In the introduction to her first book, Roden pointed out that Arab medical dieticians influenced cookery in Europe. A 12th or 13th Arab cookbook, translated into Latin by Jambobinus of
Cremona in Italy was one of the first Medieval cookbooks in Europe. The author, Ibn Jazla was a Baghdadi doctor who died in 1100. In the early 16th century Andrea Alpago, a Venetian doctor, translated the medical writings of Avicenna, the Persian doctor, born in 980, who is regarded as one of the most influential physicians, astronomers, and thinkers of Islam’s Golden Age and the early founder of modern medicine.
While students in Paris, Roden, her brothers and a cousin were invited by relatives to dine on foul medames every Sunday. “This meal became a ritual.. the little brown beans became invested with all the glories and warmth of Cairo, our home town, and the embodiment of all that for which we were homesick.”
Food can also make a political statement. I was reminded by this evocative remark when reviewing for a Palestinian publication “A Taste of Gaza: Food & Traditions From Home” by Lima Shawa, published recently by Rimal Books in Cyprus. Like Roden, Shawa writes from exile. But unlike other Palestinian authors who have written about their national embroideries, Shawa has focused in food as the existential expression of both national and communal identity and unity for two million Gazans, the most oppressed of the seven million Palestinians living under Israeli rule, including the two million with Israeli citizenship.

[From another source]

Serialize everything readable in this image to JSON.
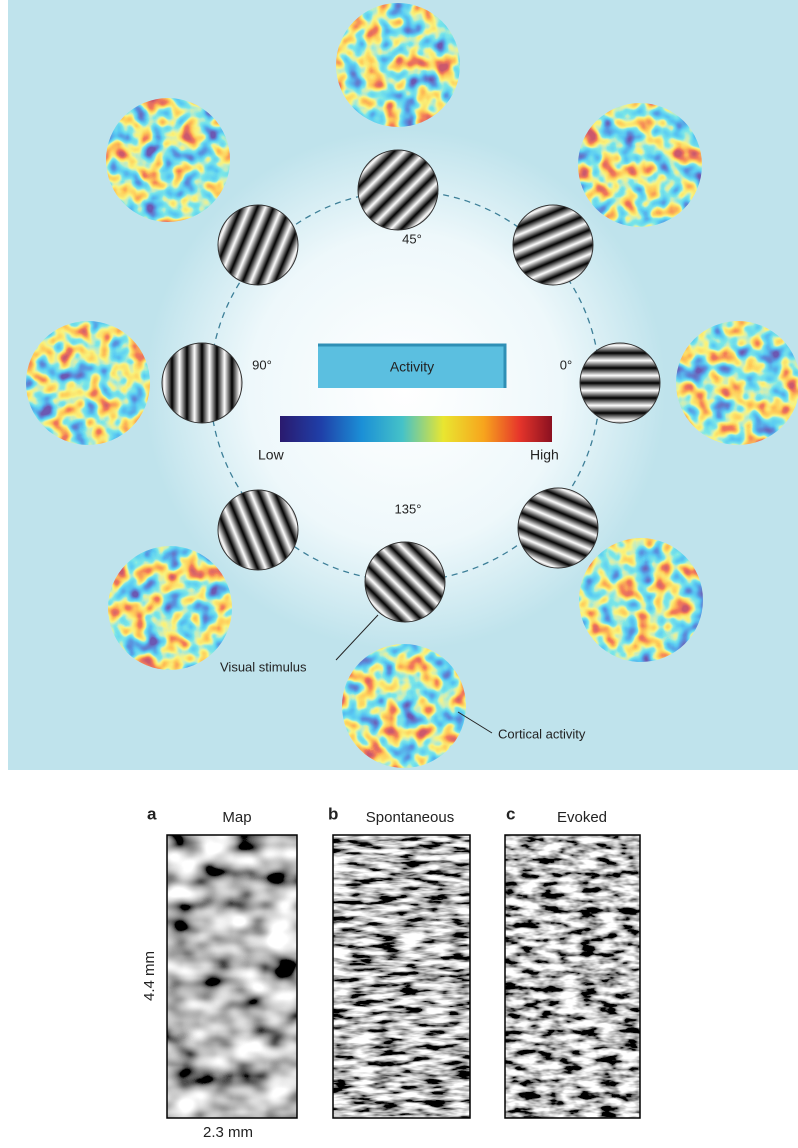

Before 1948, Gaza was the bridge between Egypt and the Levant and a crossroads for travellers turning east to Arabia. Israel put an end to traffic through Gaza, seized a part of the Gaza district, and drove 200,000 Palestinian refugees into the narrow coastal strip inhabited by 60-80,000 Gazans, making it a crowded place of unending trials and tribulations.
It is hardly surprising, therefore, that Shawa describes what Gaza was like before the influx of refugees, using weddings, Ramadan observances, celebrations, and the seasons to describe traditions and foods. She begins with the marriage of her paternal grandmother who had been evacuated from Gaza to Jerusalem during World War I. Although proposed to in Jerusalem, the bride was conveyed to Gaza on horseback through conflicted territory by her brother who was an Ottoman soldier while the groom made his way separately. For the families involved, the wedding had to take place in Gaza in accordance with their traditions which Shawa describes.
During the hot, humid Gazan summers, she relates how her extended family, 150-200 people, set up camp under the shade of the sycamore trees on the Rimal dunes above the shore. Once the
Egyptians took control of the strip, refugees were settled there, ending the happy camping season.
Having briefly set the scene in Gaza before Israel, Shawa discusses Gazans’ uses of spices and chillis not found in dishes elsewhere in Palestine as well as uniquely Gaza preparations. These foods are eaten by Gazans at home and in exile as proof of their existence as Gazans and to reassert their connection with the land, sea and air of their divided and occupied homeland.